May 31, 2021 at 7:56 pm (Uncategorized)

Some things then.

  1. Wayne Kramer – The Hard Stuff
    Warts and all autobiography from the former MC5 guitarist. Pretty compelling stuff.
  2. Zoundz – The Curse of Zounds
    Anarchist pop-pop on the Crass label. Bought their first single about four decades ago, and it had a poster with a quotation by Proudhon. Huh. Still irresistibly catchy after all these years.
  3. Louder than War is the magazine/web site managed by John Robb of the Membranes. They’ve had some hard times lately, and are looking to build their subscriber base along with a tiered structures for supporters. Worth giving a few bob.
  4. Olivia Rodrigo – “Driver’s License”
    OK, teen pop, but way more bitter. Give it a listen.
  5. Geoff Pevere – Gods of the Hammer: The Teenage Head Story
    One of the great shames of my life, and there have been many, is that I never saw Teenage Head. Not ready sure why, as I lived in Hamilton in the eighties. Just never happened. Well, there’s always those great records, and there’s also this bio by the also great Geoff Pevere.
  6. Can – Tago Mago
    Spending a lot of time listening to the new Can live album, but this old classic keeps finding its way into the rotation as well.
  7. Teenage Fanclub – Endless Arcade
    One of those bands. You know how some bands suffer from the law of diminishing returns? A great record, and then a series of not so good ones. Then there are bands who effortlessly turn in brilliant albums. Guess which category TFC falls into?
  8. Paul Humphrey
    Humphrey has the singer for Toronto new wave band Blue Peter. Great band with some very catchy songs (“Factory Living,” “Take me to War” and “radio Silence” among my favourite). Passed away last month at the age of 61.

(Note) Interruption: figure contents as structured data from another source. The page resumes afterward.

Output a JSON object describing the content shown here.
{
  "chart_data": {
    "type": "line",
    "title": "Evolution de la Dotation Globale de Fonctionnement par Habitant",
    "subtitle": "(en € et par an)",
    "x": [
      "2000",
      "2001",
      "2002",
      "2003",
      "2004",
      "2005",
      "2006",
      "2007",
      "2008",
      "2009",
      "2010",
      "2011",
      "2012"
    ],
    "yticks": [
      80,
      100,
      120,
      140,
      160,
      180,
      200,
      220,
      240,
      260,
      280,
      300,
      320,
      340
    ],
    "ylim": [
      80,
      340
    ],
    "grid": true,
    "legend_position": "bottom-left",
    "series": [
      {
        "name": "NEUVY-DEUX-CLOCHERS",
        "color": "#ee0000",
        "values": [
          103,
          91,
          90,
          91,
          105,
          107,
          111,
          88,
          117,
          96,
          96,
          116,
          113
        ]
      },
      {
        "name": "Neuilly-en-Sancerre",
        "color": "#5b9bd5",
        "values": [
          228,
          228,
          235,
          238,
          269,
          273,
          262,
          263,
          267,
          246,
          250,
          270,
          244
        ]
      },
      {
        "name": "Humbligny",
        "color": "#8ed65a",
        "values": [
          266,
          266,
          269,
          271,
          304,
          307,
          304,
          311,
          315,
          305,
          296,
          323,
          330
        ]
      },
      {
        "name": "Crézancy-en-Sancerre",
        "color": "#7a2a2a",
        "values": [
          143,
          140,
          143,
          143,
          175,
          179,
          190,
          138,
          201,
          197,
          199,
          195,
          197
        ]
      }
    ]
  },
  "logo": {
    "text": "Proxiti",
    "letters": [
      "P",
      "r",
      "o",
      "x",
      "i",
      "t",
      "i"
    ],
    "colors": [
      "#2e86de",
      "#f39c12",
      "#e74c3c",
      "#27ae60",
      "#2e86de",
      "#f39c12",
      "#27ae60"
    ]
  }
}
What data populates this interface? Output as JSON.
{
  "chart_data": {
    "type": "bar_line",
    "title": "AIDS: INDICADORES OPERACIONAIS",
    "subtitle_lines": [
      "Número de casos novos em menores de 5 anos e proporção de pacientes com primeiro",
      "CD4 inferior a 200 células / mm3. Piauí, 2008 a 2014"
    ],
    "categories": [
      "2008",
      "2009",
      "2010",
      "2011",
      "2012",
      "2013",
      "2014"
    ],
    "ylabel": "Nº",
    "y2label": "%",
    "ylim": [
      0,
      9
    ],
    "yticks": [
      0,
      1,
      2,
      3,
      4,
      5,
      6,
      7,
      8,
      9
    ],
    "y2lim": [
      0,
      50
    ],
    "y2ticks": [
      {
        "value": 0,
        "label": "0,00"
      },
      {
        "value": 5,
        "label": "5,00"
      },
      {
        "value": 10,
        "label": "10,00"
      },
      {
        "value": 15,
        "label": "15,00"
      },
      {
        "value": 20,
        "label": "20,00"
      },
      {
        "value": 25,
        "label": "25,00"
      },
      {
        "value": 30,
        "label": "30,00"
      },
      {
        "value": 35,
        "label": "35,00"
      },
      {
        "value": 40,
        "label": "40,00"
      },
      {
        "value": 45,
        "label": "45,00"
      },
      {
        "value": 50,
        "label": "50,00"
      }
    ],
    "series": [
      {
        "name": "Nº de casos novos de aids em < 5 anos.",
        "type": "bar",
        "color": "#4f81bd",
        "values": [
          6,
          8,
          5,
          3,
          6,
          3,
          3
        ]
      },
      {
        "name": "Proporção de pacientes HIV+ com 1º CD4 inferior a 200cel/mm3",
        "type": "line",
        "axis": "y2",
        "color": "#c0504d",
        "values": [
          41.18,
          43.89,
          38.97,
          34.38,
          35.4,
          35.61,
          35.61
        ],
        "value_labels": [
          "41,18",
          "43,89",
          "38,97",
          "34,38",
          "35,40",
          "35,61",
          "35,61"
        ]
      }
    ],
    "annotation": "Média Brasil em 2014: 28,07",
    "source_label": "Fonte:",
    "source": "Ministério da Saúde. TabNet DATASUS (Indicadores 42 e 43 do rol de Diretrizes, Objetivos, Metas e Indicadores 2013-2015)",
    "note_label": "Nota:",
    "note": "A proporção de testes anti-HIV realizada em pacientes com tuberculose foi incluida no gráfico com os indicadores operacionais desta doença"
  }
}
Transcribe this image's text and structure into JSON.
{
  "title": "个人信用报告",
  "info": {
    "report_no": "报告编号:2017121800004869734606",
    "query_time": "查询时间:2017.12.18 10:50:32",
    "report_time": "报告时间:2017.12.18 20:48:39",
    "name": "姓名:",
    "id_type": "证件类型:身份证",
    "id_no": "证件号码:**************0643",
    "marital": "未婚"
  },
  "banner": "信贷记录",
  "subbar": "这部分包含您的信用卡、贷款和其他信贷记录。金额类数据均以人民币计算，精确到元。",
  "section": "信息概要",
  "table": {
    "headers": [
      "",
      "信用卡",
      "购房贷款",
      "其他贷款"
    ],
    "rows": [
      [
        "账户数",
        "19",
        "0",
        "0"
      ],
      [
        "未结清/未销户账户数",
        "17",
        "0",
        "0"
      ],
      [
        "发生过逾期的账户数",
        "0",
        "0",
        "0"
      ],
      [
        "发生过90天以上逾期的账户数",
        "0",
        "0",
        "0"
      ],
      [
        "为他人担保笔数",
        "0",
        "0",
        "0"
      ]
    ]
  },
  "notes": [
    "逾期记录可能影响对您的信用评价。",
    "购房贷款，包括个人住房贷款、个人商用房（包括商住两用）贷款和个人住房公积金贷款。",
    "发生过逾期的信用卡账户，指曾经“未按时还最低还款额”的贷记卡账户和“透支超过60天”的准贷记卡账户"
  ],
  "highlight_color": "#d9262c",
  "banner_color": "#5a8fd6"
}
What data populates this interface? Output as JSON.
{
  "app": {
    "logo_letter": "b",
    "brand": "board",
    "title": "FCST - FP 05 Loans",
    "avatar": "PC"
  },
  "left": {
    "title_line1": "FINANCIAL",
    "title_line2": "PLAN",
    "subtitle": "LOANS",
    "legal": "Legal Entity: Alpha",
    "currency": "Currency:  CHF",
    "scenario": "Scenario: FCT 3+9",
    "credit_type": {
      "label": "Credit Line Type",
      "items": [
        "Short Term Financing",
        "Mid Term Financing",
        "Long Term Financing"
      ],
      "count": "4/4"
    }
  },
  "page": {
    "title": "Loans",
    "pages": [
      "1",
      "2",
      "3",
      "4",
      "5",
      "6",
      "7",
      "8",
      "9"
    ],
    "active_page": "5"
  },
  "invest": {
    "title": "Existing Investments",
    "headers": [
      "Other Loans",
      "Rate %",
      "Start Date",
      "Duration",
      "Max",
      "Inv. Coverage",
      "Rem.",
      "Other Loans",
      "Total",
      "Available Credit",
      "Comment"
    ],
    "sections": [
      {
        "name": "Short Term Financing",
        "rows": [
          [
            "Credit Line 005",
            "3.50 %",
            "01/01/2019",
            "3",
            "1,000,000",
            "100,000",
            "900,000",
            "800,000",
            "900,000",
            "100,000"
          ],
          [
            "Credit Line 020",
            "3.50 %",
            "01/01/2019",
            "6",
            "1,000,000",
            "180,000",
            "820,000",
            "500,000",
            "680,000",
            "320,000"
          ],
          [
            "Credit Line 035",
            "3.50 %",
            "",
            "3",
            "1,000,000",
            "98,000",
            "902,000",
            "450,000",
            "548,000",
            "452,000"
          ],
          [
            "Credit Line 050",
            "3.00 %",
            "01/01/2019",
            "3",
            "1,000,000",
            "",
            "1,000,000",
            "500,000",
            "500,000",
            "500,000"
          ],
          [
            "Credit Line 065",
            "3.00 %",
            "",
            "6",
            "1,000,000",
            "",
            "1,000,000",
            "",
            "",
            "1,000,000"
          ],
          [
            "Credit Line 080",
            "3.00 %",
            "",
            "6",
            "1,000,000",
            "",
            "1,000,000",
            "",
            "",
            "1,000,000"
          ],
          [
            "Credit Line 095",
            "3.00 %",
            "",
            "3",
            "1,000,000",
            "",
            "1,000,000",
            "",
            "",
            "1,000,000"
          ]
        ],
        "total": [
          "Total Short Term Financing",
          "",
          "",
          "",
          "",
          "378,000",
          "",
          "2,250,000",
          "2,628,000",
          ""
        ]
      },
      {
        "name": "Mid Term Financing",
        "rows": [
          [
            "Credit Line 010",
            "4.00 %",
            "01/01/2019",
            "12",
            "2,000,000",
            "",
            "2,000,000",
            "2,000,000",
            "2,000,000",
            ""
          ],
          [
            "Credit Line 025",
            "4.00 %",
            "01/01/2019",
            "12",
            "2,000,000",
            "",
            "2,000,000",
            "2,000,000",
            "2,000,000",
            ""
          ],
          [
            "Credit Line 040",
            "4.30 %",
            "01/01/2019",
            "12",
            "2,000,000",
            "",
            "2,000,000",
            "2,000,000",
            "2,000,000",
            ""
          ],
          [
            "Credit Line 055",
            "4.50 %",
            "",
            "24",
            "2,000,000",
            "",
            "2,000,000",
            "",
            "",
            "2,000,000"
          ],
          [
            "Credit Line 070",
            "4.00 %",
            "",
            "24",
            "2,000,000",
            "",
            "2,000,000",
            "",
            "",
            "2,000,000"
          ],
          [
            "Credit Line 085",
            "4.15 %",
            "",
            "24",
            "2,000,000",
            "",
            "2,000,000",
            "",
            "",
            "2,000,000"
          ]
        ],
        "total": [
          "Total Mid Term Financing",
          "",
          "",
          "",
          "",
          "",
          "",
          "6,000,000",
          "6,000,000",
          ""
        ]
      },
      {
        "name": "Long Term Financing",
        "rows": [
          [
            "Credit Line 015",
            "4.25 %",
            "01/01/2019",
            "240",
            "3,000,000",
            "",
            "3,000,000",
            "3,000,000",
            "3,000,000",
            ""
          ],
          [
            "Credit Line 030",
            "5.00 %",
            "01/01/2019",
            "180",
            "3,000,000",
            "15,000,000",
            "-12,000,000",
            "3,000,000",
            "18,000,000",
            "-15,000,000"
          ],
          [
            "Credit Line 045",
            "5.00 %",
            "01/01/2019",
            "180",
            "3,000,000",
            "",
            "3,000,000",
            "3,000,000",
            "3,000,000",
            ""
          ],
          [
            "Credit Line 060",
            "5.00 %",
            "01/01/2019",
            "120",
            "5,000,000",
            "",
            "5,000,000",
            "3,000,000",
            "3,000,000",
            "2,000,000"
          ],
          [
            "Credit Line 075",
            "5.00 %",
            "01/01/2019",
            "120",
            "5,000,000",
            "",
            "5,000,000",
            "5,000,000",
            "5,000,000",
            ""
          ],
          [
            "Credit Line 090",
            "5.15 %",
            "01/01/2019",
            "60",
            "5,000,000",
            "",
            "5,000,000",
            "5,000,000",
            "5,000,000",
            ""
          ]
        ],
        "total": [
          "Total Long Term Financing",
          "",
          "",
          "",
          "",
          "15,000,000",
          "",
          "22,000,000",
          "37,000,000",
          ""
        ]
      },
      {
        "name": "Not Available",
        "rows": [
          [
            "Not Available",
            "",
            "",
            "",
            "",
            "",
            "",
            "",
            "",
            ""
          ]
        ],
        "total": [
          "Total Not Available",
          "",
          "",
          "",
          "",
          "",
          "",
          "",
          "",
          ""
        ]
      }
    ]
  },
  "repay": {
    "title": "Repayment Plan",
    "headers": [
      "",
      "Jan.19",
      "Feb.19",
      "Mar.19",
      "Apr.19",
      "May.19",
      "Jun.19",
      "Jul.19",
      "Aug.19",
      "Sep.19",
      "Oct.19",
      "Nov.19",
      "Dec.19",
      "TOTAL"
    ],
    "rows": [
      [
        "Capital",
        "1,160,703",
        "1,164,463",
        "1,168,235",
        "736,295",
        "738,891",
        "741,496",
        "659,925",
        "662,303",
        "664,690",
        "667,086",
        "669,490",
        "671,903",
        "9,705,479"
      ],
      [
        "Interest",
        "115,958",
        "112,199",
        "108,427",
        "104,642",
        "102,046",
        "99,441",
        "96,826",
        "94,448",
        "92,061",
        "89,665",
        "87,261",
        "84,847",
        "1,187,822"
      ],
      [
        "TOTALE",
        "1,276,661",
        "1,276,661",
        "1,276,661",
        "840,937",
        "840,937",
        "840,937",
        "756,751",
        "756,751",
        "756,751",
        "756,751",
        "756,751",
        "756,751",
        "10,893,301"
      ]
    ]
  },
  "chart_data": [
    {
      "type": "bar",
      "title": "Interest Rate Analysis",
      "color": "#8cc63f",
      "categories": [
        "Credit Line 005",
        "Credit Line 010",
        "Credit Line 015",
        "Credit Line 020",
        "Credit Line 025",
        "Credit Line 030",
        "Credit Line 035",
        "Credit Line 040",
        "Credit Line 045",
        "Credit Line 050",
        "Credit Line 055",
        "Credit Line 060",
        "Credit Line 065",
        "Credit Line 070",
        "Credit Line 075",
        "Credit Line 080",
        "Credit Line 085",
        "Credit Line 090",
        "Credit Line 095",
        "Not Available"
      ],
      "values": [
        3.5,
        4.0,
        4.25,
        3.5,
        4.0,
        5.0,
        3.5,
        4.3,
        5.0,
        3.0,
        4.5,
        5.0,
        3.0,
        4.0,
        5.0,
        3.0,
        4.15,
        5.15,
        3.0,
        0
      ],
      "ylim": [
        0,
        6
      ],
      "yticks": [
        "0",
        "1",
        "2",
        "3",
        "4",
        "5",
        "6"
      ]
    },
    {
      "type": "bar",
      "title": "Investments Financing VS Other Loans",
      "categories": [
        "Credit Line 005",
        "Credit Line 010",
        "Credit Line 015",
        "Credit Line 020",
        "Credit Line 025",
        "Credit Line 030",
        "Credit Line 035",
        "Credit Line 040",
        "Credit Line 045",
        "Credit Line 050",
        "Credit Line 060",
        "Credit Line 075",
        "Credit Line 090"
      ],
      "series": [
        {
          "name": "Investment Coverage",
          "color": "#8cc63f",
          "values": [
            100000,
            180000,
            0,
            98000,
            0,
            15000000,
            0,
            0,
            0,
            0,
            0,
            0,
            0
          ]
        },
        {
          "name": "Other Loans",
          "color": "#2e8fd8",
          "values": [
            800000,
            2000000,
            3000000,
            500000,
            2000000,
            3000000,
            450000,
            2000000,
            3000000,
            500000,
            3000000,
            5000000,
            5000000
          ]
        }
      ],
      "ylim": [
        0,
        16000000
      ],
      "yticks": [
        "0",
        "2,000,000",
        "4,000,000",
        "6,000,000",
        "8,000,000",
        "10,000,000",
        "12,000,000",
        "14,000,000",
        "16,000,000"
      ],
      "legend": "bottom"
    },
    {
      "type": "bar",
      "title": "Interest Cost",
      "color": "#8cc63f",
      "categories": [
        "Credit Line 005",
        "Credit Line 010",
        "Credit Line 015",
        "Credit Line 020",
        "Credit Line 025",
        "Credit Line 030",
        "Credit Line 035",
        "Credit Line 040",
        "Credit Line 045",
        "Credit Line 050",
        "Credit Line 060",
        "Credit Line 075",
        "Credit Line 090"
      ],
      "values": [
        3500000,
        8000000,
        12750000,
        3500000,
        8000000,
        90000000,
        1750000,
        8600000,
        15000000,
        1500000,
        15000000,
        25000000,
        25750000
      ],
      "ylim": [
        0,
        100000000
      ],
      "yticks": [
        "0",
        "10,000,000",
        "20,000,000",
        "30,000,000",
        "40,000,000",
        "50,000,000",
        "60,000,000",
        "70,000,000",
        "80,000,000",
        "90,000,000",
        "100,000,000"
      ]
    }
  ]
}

  9. “The End of the World”
    It’s a real kick hearing that old nugget in the new Eternals trailer. Not sure whether I prefer the Skeeter Davis original or the version Sharon Van Etten recorded for the Man in the High Castle soundtrack,.
  10. Bob Dylan.
    He turned 80 last week. It’s been a long road, and I haven’t enjoyed everything, but Dylan is probably the greatest American songwriter of the 20th century. Many happy returns.